Этот праксис переплавления мысли и чувств у Гёте лишь намечен в предварительных стадиях. Но даже в таком, намеченном, состоянии привел он к созданию органологии. Высшее, чего достиг здесь Гёте, кульминируется в его учении о типе. Мы вкратце рассмотрим это учение на примере гётевских исследований по ботанике.

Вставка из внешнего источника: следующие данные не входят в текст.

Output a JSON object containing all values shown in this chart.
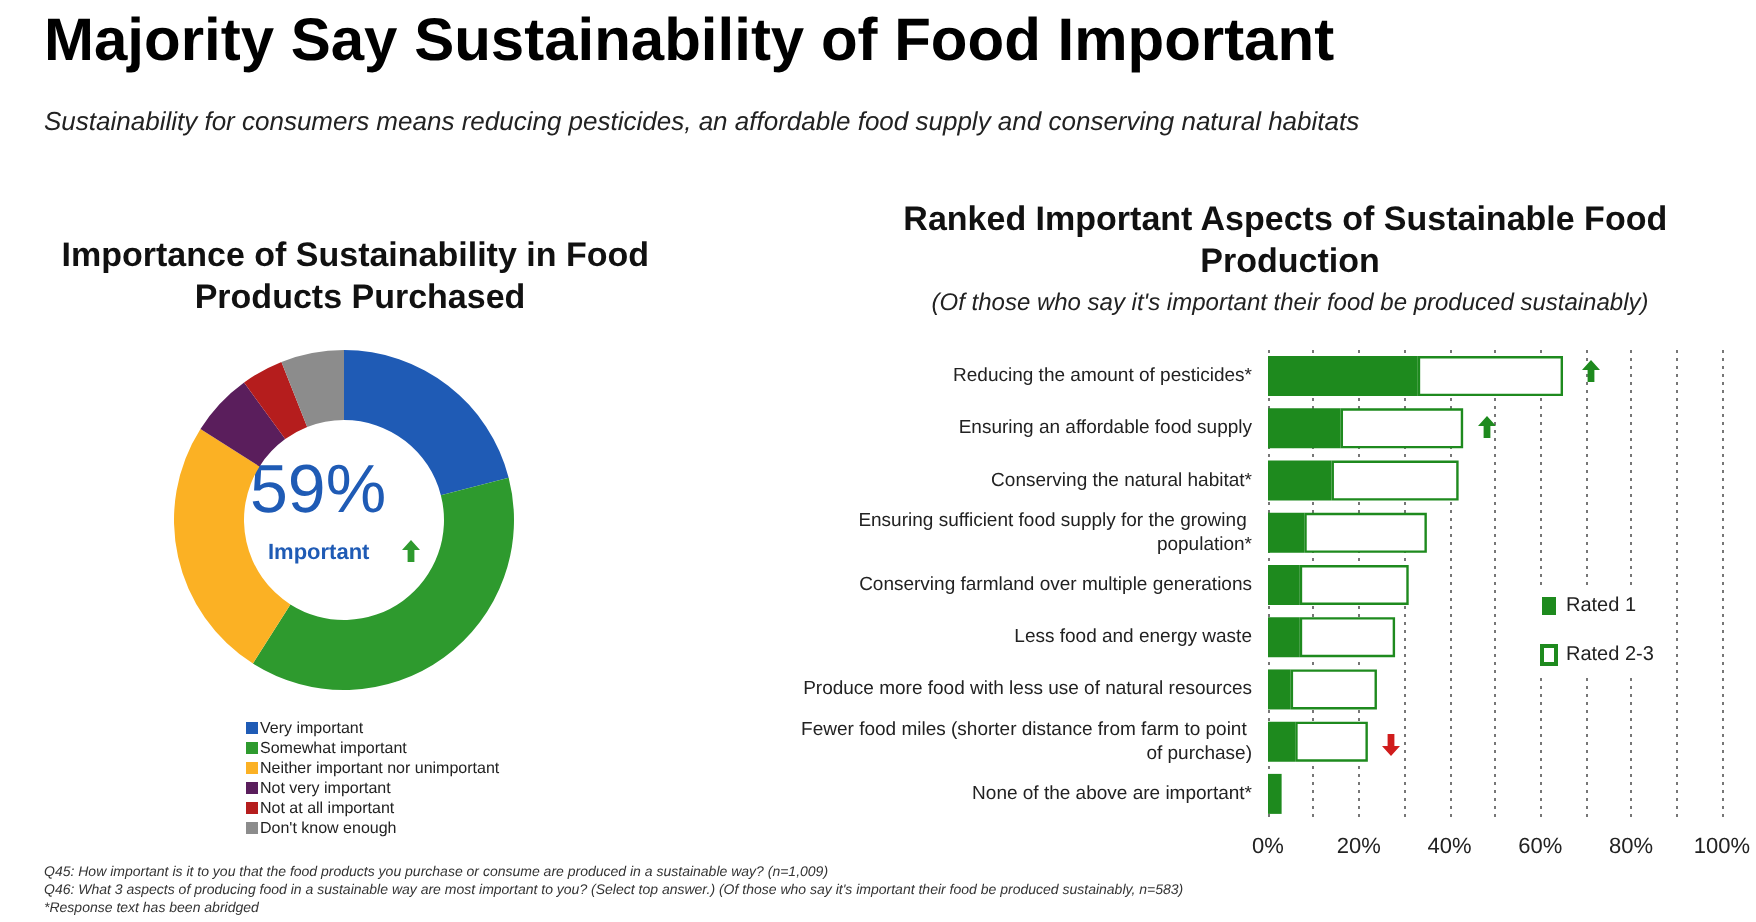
{
  "chart_data": [
    {
      "type": "donut",
      "title": "Importance of Sustainability in Food Products Purchased",
      "annotations": [
        "Majority Say Sustainability of Food Important",
        "Sustainability for consumers means reducing pesticides, an affordable food supply and conserving natural habitats",
        "59%",
        "Important",
        "Q45: How important is it to you that the food products you purchase or consume are produced in a sustainable way? (n=1,009)"
      ],
      "categories": [
        "Very important",
        "Somewhat important",
        "Neither important nor unimportant",
        "Not very important",
        "Not at all important",
        "Don't know enough"
      ],
      "values": [
        21,
        38,
        25,
        6,
        4,
        6
      ],
      "colors": [
        "#1f5bb5",
        "#2e9a2e",
        "#fbb124",
        "#5a1e5c",
        "#b51d1d",
        "#8c8c8c"
      ],
      "legend": "bottom"
    },
    {
      "type": "bar",
      "orientation": "horizontal",
      "stacked": true,
      "title": "Ranked Important Aspects of Sustainable Food Production",
      "subtitle": "(Of those who say it's important their food be produced sustainably)",
      "annotations": [
        "Q46: What 3 aspects of producing food in a sustainable way are most important to you? (Select top answer.) (Of those who say it's important their food be produced sustainably, n=583)",
        "*Response text has been abridged"
      ],
      "categories": [
        "Reducing the amount of pesticides*",
        "Ensuring an affordable food supply",
        "Conserving the natural habitat*",
        "Ensuring sufficient food supply for the growing population*",
        "Conserving farmland over multiple generations",
        "Less food and energy waste",
        "Produce more food with less use of natural resources",
        "Fewer food miles (shorter distance from farm to point of purchase)",
        "None of the above are important*"
      ],
      "series": [
        {
          "name": "Rated 1",
          "color": "#1e8a1e",
          "values": [
            33,
            16,
            14,
            8,
            7,
            7,
            5,
            6,
            3
          ]
        },
        {
          "name": "Rated 2-3",
          "color": "#ffffff",
          "values": [
            32,
            27,
            28,
            27,
            24,
            21,
            19,
            16,
            null
          ]
        }
      ],
      "xlim": [
        0,
        100
      ],
      "xticks": [
        {
          "value": 0,
          "label": "0%"
        },
        {
          "value": 10,
          "label": null
        },
        {
          "value": 20,
          "label": "20%"
        },
        {
          "value": 30,
          "label": null
        },
        {
          "value": 40,
          "label": "40%"
        },
        {
          "value": 50,
          "label": null
        },
        {
          "value": 60,
          "label": "60%"
        },
        {
          "value": 70,
          "label": null
        },
        {
          "value": 80,
          "label": "80%"
        },
        {
          "value": 90,
          "label": null
        },
        {
          "value": 100,
          "label": "100%"
        }
      ],
      "grid": "x",
      "legend": "right"
    }
  ]
}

«Ход моего ботанического образования, – вспоминал Гёте в старости, – до известной степени похож на историю самой ботаники, ибо я от самого заметного пришел к полезному, практически применимому, от потребности к познанию». Система Линнея, изучаемая им ежедневно, и ежедневный личный опыт наблюдения растительного мира медленно вызревали в нем антиномией. Богатство опыта не умещалось в тщательно усвоенной номенклатуре; ботаническая терминология, по его собственному признанию, оказывалась «бесплодной». «Мало-помалу мне становилось все яснее и яснее, что подобно тому, как растения можно подвести под одно понятие, так и созерцание может быть поднято на еще более высокую ступень». В падуанском ботаническом саду проблема заостряется до отчаяния: «Здесь среди этого разнообразия живее представляется мне мысль, что, может быть, все растительные формы можно вывести из одной… На этом пункте остановилась моя ботаническая философия, и как я выпутаюсь, я еще не знаю».

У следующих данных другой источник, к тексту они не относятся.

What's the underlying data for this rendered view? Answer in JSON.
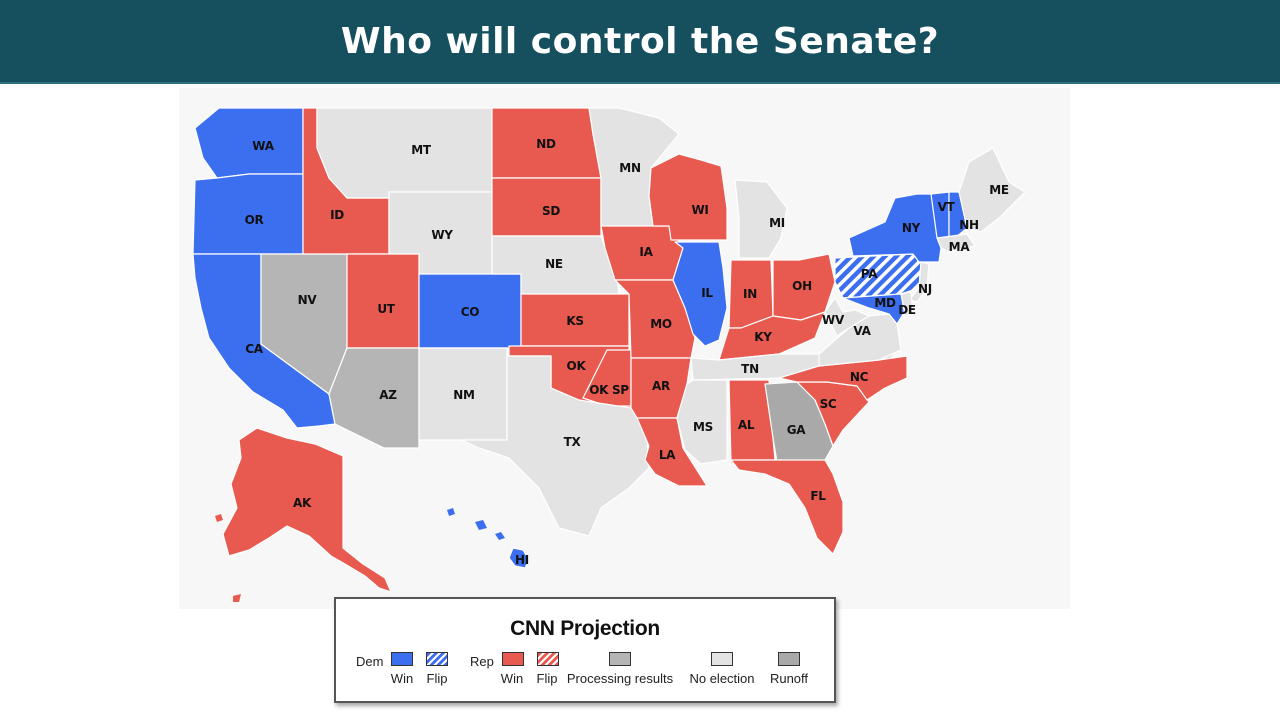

Тут, в сущности, идет речь о древнейшей философской проблеме единства в многообразии (Harmonia Plantarum, как называет это Гёте). Пример яркий и поучительный. Если бы Гёте довольствовался формально-априорным подходом, он бы вряд ли воскликнул: «Как я выпутаюсь, я еще не знаю!». Достаточно было бы произнести магический термин «трансцендентальное единство апперцепции», чтобы избавиться раз и навсегда от проблемы. «Спасительная голословность» распутала бы узел проблемы, но ценою отказа от учения об органическом. Гёте – «закоренелый реалист» – и здесь остается верен конкретному; видя многообразие, он и единое хочет увидеть воочию. «Перед лицом стольких новых и обновленных созданий снова ожила моя старая затея – не открою ли я среди массы растений перворастение. Ведь должно же оно быть. На основании чего иначе мог бы я узнать, что то или иное образование является растением, если бы все они не были созданы по одному общему образцу?» Здесь, прежде чем приступить к имманентному разбору вопроса, следовало бы прояснить одно недоразумение, поддерживаемое многими исследователями гётевской органологии. Ситуация рисуется в таком свете, будто Гёте реально искал перворастение в самой эмпирической природе. Этого мало понять, это надо представить себе во всей красочности картины: 37-летний муж, тайный легационный советник с окладом 1200 талеров в год, умнейший из людей тайком бежит в Италию, ни с кем не попрощавшись, чтобы искать на лугах… тип. Не хватает еще Россинанта и боя с ветряными мельницами, чтобы вконец оправдать «Итальянское путешествие» Гёте. Впрочем, обожающие его комментаторы смотрят на дело иначе; путая тип с первофеноменом и не к месту поминая гётевское словечко «Albernheit» (дурачество, юродство), сказанное по иному поводу (об этом – ниже), они находят довольно забавный выход из путаницы. Два примера, я думаю, будут вполне достаточны.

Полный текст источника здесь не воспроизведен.